German unemployment fell more than forecast in December as exports of cars and machinery boomed and one of the mildest winters on record helped support jobs in construction.
The number of people out of work fell a seasonally adjusted 22,000 to 2.89 million, the Nuremberg-based Federal Labor Agency said today. Economists forecast a decline of 10,000, the median of 20 estimates in a Bloomberg News survey showed. The adjusted jobless rate dropped to 6.8 percent.
German companies, working off orders for exports and investment goods, have so far defied a debt crisis the European Commission says risks triggering a recession in the euro area. The Munich-based Ifo institute’s measure of business confidence rose unexpectedly in December, and polls show most Germans see their job as secure even as Europe’s biggest economy slows.

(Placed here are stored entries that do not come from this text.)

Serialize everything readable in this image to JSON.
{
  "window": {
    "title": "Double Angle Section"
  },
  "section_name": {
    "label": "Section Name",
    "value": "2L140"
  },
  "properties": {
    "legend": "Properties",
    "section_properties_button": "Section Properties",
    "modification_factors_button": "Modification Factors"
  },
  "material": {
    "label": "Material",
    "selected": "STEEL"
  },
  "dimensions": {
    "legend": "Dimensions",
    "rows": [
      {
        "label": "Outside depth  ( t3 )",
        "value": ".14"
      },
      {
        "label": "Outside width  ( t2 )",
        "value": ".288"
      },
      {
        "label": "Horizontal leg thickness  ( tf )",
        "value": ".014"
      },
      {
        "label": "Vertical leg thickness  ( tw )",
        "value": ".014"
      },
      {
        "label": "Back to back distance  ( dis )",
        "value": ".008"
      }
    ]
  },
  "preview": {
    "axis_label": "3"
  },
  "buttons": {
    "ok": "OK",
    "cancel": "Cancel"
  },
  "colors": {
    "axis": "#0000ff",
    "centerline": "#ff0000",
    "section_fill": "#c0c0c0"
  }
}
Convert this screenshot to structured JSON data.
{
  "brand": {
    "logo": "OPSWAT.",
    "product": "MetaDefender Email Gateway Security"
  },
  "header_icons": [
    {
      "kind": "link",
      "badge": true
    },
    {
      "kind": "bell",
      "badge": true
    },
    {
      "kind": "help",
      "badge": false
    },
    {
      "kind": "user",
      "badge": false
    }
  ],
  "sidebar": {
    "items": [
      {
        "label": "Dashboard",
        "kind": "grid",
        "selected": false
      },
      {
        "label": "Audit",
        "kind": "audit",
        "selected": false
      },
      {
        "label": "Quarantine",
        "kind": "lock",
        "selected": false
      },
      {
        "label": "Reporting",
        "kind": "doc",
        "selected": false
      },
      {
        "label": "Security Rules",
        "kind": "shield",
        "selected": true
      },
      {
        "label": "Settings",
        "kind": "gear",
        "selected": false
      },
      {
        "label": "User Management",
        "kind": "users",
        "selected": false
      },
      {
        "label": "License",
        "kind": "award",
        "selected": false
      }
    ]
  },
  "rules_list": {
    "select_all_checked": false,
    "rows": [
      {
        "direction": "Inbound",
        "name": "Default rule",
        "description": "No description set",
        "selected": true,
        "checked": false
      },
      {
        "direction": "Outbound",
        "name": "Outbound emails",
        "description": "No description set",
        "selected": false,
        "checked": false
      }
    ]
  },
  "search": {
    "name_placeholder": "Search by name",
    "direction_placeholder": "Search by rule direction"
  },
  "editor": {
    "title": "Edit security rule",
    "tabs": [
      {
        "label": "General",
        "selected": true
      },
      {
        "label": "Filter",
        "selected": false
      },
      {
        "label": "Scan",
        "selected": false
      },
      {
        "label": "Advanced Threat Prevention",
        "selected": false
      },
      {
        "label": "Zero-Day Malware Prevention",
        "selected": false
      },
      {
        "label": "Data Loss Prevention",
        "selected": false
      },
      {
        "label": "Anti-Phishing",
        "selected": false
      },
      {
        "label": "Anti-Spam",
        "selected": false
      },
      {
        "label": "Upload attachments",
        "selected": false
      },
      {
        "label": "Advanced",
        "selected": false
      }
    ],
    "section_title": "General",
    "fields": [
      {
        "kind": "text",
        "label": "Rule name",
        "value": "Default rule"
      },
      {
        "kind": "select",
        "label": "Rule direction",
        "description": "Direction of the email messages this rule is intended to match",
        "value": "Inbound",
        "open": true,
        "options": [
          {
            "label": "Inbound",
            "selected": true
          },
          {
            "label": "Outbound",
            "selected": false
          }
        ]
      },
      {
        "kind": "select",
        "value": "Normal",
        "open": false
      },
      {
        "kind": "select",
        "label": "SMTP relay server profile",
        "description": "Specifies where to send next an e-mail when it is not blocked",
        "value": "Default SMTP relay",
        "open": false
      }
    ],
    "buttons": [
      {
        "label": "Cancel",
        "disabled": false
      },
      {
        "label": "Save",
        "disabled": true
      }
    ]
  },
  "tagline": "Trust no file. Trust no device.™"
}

“Forward-looking indicators including Ifo underscore that the German jobs motor is fundamentally intact,” said Johannes Mayr, a senior economist at Bayerische Landesbank in Munich.
The euro was up 0.4 percent at $1.2983 after the report as of 10:14 a.m. in Berlin. The benchmark DAX index gained 1.4 percent.
Audi, Airbus
Carmaker Audi AG said on Dec. 27 that it may add 1,200 jobs this year as it expands investment in electric vehicles and light-metal technology. Airbus SAS, maker of the A380 superjumbo whose German production sites include Hamburg, said Dec. 14 that it’s seeking 4,000 more workers. Of Hamburg’s largest 200 employers, 42 percent said they plan to boost hiring in 2012, the Abendblatt newspaper reported Dec. 30, citing its own poll.
With the exception of a 6,000 drop in October, German unemployment has now fallen in every month since June 2009. The average jobless total in unadjusted terms for 2011 squeezed below the 3 million mark at 2.97 million, the lowest since 1991, Labor Agency head Frank-Juergen Weise said.
“German unemployment mastered the dual impact of the debt crisis and weakening economic growth in 2011 but these risks remain, accompanying us as we enter the new year,” Weise told reporters in Nuremberg.
The jobs market also benefited from what the DWD weather bureau said were the fifth-warmest average national temperatures in December since 1881. That enabled German building companies, which normally shed as many as 150,000 staff most winters, to keep workers on sites, Harald Schroeer, the deputy managing director of the ZDB construction group, said in an interview.
Job Security
Across Germany, 90 percent of voters said they view their jobs as secure, a poll of 2,000 respondents by Ernst & Young International for Die Welt newspaper published today showed. Forty percent said they expect the economy to weaken in 2012.
German exports of cars, machines and services breached the 1 trillion euro mark ($1.3 trillion) for the first time in 2011, according the BGA export group. Yet continued export growth, which may be half the 12 percent reported in 2011, depends on the euro region solving its debt crisis in a “sustainable” way, the BGA said on Dec. 30.
Germany may depend on demand from China this year as budget cuts and belt-tightening causes sales to ebb to Germany’s European partners, the destination for 60 percent of its exports, University of California Berkeley economist Barry Eichengreen said in a Dec. 30 interview published in the Financial Times Deutschland.
Forecasts Slashed
Ifo and the Bundesbank both slashed their forecasts last month for 2012 economic growth in Germany as a result of the debt crisis on Germany’s main euro-area trading partners, to 0.4 percent from 2.3 percent and to 0.6 percent from 1.8 percent respectively. Chancellor Angela Merkel’s government estimates that the economy grew 2.9 percent in 2011.
For now, lower unemployment is boosting consumer spending, helping drive domestic demand, Mario Gruppe, an economist at NordLB in Hanover, said by phone.
“Germany won’t be able to avoid an economic cooling down, so there will also be effect on the labor market,” he said. “But we saw in the last crisis that the German labor market held up astounding well in global competitiveness, so the effects could be negligible.”
Germany’s adjusted jobless rate was 5.5 percent in October, according to the latest harmonized Organization for Economic Cooperation and Development figures. That compared with 9.8 percent in France, 8.5 percent in Italy and a European Union average of 9.6 percent.